In 1995 I was 19 and going through quite a pivotal time in my life. We will not get into all of that now, but for our purposes here, lets just say that a part of my journey at that time involved not only accepting and loving the woman I was becoming, but also adopting an attitude along the lines of 'fuck everyone else, I'm on my own trip that only I need to understand.' I was also travelling with a bunch of hippies at the time, and in doing so came into contact with a whole new world of people, partaking in activities and a value system I had only dreamed existed and fell in love with immediately. Partly out of these factors and partly out of my flat out dislike for the need to repeatedly shave, eventually grew my unobstucted leg hair. Even after my life as a hippie vendor came to an end and I continued on a much different path in the city, I reveled in my leg hair. I have relatively dark skin for a white girl, and pretty fine hair so I felt the soft hair on my legs looked quite appropriate, pleasant, even sexy. The barage of men who were interested in me during the course of these 4 years aparently didn't disagree. At times I dyed it blonde and liked it even more. I would proudly explain to anyone who questioned it that I liked it, I hadn't shaved in 3 years and I planned never to shave them again in my life, because why should I? It wasn't so much a feminist thing as an 'I don't have to do something so trivial and pointless if I don't want to' type of thing.

Now what could have possibly happened in the recent weeks to change my mind about all this? Well.

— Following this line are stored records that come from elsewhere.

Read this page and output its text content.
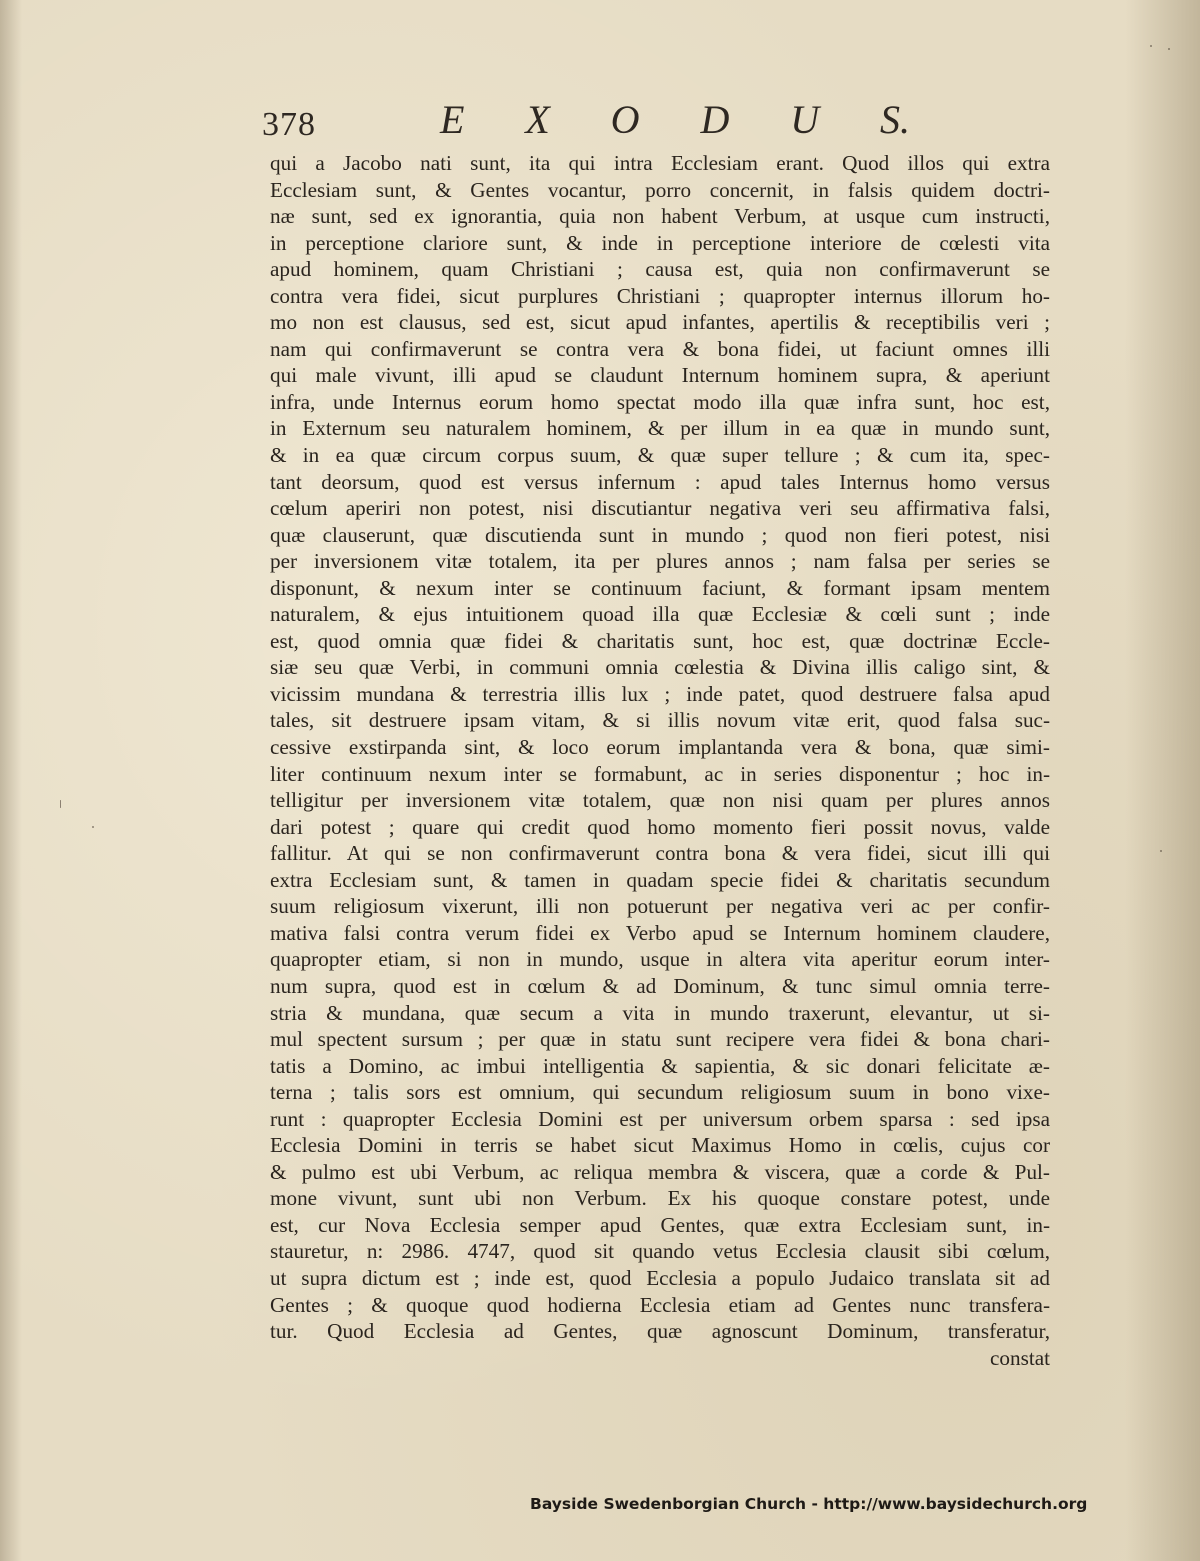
378	E X O D U S.
qui a Jacobo nati sunt, ita qui intra Ecclesiam erant. Quod illos qui extra
Ecclesiam sunt, & Gentes vocantur, porro concernit, in falsis quidem doctri-
næ sunt, sed ex ignorantia, quia non habent Verbum, at usque cum instructi,
in perceptione clariore sunt, & inde in perceptione interiore de cœlesti vita
apud hominem, quam Christiani ; causa est, quia non confirmaverunt se
contra vera fidei, sicut purplures Christiani ; quapropter internus illorum ho-
mo non est clausus, sed est, sicut apud infantes, apertilis & receptibilis veri ;
nam qui confirmaverunt se contra vera & bona fidei, ut faciunt omnes illi
qui male vivunt, illi apud se claudunt Internum hominem supra, & aperiunt
infra, unde Internus eorum homo spectat modo illa quæ infra sunt, hoc est,
in Externum seu naturalem hominem, & per illum in ea quæ in mundo sunt,
& in ea quæ circum corpus suum, & quæ super tellure ; & cum ita, spec-
tant deorsum, quod est versus infernum : apud tales Internus homo versus
cœlum aperiri non potest, nisi discutiantur negativa veri seu affirmativa falsi,
quæ clauserunt, quæ discutienda sunt in mundo ; quod non fieri potest, nisi
per inversionem vitæ totalem, ita per plures annos ; nam falsa per series se
disponunt, & nexum inter se continuum faciunt, & formant ipsam mentem
naturalem, & ejus intuitionem quoad illa quæ Ecclesiæ & cœli sunt ; inde
est, quod omnia quæ fidei & charitatis sunt, hoc est, quæ doctrinæ Eccle-
siæ seu quæ Verbi, in communi omnia cœlestia & Divina illis caligo sint, &
vicissim mundana & terrestria illis lux ; inde patet, quod destruere falsa apud
tales, sit destruere ipsam vitam, & si illis novum vitæ erit, quod falsa suc-
cessive exstirpanda sint, & loco eorum implantanda vera & bona, quæ simi-
liter continuum nexum inter se formabunt, ac in series disponentur ; hoc in-
telligitur per inversionem vitæ totalem, quæ non nisi quam per plures annos
dari potest ; quare qui credit quod homo momento fieri possit novus, valde
fallitur. At qui se non confirmaverunt contra bona & vera fidei, sicut illi qui
extra Ecclesiam sunt, & tamen in quadam specie fidei & charitatis secundum
suum religiosum vixerunt, illi non potuerunt per negativa veri ac per confir-
mativa falsi contra verum fidei ex Verbo apud se Internum hominem claudere,
quapropter etiam, si non in mundo, usque in altera vita aperitur eorum inter-
num supra, quod est in cœlum & ad Dominum, & tunc simul omnia terre-
stria & mundana, quæ secum a vita in mundo traxerunt, elevantur, ut si-
mul spectent sursum ; per quæ in statu sunt recipere vera fidei & bona chari-
tatis a Domino, ac imbui intelligentia & sapientia, & sic donari felicitate æ-
terna ; talis sors est omnium, qui secundum religiosum suum in bono vixe-
runt : quapropter Ecclesia Domini est per universum orbem sparsa : sed ipsa
Ecclesia Domini in terris se habet sicut Maximus Homo in cœlis, cujus cor
& pulmo est ubi Verbum, ac reliqua membra & viscera, quæ a corde & Pul-
mone vivunt, sunt ubi non Verbum. Ex his quoque constare potest, unde
est, cur Nova Ecclesia semper apud Gentes, quæ extra Ecclesiam sunt, in-
stauretur, n: 2986. 4747, quod sit quando vetus Ecclesia clausit sibi cœlum,
ut supra dictum est ; inde est, quod Ecclesia a populo Judaico translata sit ad
Gentes ; & quoque quod hodierna Ecclesia etiam ad Gentes nunc transfera-
tur. Quod Ecclesia ad Gentes, quæ agnoscunt Dominum, transferatur,
constat
Bayside Swedenborgian Church - http://www.baysidechurch.org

I graduated college and went on my very first 'real' job interview. It was at a huge advertising agency where I hoped to obtain a relatively well-paid 'junior graphic designer/web image technician' position. Whatever. I went in there beaming with confidence but as I sat there with my portfolio I could feel them looking at my legs with some scorn. The second I got home I jumped in the shower, took one brief pausing breath, and mindlessly shaved them. Talk about selling out for the job world. They were really nice and smooth and new and fun, for about two days. After that they were already starting to get spikey, something I cannot stand and I knew then I had to start routinely shaving them or go through the arduously long process of growing them back out to the desired length. How could I have been so easily intimidated and manipulated on my very first interview? I suppose we all have moments of weakness that result in consequences we must deal with later. Thats how you learn, right?